Current management of acute myocardial infarction: experience from the Korea Acute Myocardial Infarction Registry.

机构信息

The Heart Center of Chonnam National University Hospital, Gwangju, Republic of Korea.

出版信息

J Cardiol. 2010 Jul;56(1):1-7. doi: 10.1016/j.jjcc.2010.04.002. Epub 2010 Jun 2.

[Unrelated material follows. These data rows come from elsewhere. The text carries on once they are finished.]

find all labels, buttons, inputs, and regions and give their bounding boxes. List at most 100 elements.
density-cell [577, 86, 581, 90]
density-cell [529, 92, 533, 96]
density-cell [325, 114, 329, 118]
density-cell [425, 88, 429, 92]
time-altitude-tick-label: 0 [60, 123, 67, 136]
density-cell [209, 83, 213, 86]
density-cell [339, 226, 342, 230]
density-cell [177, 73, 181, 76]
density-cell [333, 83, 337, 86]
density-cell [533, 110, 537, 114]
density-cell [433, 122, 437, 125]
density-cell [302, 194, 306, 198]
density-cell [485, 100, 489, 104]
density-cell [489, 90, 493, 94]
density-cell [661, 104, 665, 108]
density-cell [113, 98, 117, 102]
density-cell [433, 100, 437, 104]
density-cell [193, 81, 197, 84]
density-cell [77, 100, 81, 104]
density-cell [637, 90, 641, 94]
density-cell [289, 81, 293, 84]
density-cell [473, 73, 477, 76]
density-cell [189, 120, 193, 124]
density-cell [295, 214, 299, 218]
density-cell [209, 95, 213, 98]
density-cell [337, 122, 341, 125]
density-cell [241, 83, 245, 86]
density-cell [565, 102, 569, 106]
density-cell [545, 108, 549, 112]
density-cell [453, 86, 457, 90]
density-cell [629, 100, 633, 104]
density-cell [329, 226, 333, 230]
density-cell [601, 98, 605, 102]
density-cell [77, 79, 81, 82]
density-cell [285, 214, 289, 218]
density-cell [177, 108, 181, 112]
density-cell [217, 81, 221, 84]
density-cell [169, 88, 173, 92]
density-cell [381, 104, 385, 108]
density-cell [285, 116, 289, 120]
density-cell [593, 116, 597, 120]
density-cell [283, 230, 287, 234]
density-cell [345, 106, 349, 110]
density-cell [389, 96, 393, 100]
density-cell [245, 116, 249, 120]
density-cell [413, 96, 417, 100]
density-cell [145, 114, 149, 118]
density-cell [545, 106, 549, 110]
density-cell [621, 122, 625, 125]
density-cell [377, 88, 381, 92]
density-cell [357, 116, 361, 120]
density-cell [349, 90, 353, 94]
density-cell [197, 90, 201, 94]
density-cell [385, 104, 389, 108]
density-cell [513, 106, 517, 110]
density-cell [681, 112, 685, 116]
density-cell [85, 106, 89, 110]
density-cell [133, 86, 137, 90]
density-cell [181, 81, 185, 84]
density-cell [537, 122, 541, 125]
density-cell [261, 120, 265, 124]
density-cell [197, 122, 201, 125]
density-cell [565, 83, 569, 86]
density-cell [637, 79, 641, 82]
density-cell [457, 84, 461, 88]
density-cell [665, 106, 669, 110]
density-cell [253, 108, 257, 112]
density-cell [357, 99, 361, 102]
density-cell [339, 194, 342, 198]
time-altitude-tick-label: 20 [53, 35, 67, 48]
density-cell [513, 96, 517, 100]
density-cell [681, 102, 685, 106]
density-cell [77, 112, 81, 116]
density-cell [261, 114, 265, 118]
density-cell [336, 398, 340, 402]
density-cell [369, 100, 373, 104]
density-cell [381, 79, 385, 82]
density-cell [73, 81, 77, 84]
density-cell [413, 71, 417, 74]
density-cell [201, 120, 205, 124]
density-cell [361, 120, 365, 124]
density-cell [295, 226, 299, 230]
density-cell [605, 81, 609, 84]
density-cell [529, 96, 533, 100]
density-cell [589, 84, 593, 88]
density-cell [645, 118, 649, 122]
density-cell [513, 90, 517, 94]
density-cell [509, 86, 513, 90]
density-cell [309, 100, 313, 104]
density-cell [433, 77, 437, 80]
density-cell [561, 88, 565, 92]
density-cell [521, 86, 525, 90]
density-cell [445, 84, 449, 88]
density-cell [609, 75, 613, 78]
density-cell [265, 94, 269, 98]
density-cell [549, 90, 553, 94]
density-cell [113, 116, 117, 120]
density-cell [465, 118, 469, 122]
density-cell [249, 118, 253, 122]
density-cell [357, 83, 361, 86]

DOI:10.1016/j.jjcc.2010.04.002
PMID:20554156
Abstract

The Korea Acute Myocardial Infarction Registry (KAMIR) was the first nationwide, population-based, multicenter data collection registry in Korea designed to track outcomes of patients presenting with acute myocardial infarction (AMI). The registry included 51 community and teaching hospitals and contained data on 14,870 patients through January 2008. Patients with non-ST-elevation myocardial infarction had a higher prevalence of co-morbidities and worse outcome than patients with ST-elevation myocardial infarction after being discharged from hospital, emphasizing the need for aggressive outpatient management of these patients. Risk factors and prognosis after AMI were similar to those in other registries from the West. A number of innovative approaches have been implemented in numerous studies generated by the KAMIR and have set standards of care for AMI in the Korean population.

摘要

韩国急性心肌梗死注册研究(KAMIR)是韩国第一个全国范围、基于人群的多中心数据收集注册研究,旨在跟踪急性心肌梗死(AMI)患者的预后。该注册研究纳入了 51 家社区医院和教学医院,截至 2008 年 1 月共纳入 14870 例患者的数据。非 ST 段抬高型心肌梗死患者出院后的合并症患病率更高,预后更差,这强调了对这些患者进行积极的门诊管理的必要性。AMI 后的危险因素和预后与西方其他注册研究相似。KAMIR 开展的多项研究采用了许多创新方法,为韩国人群的 AMI 治疗确立了标准。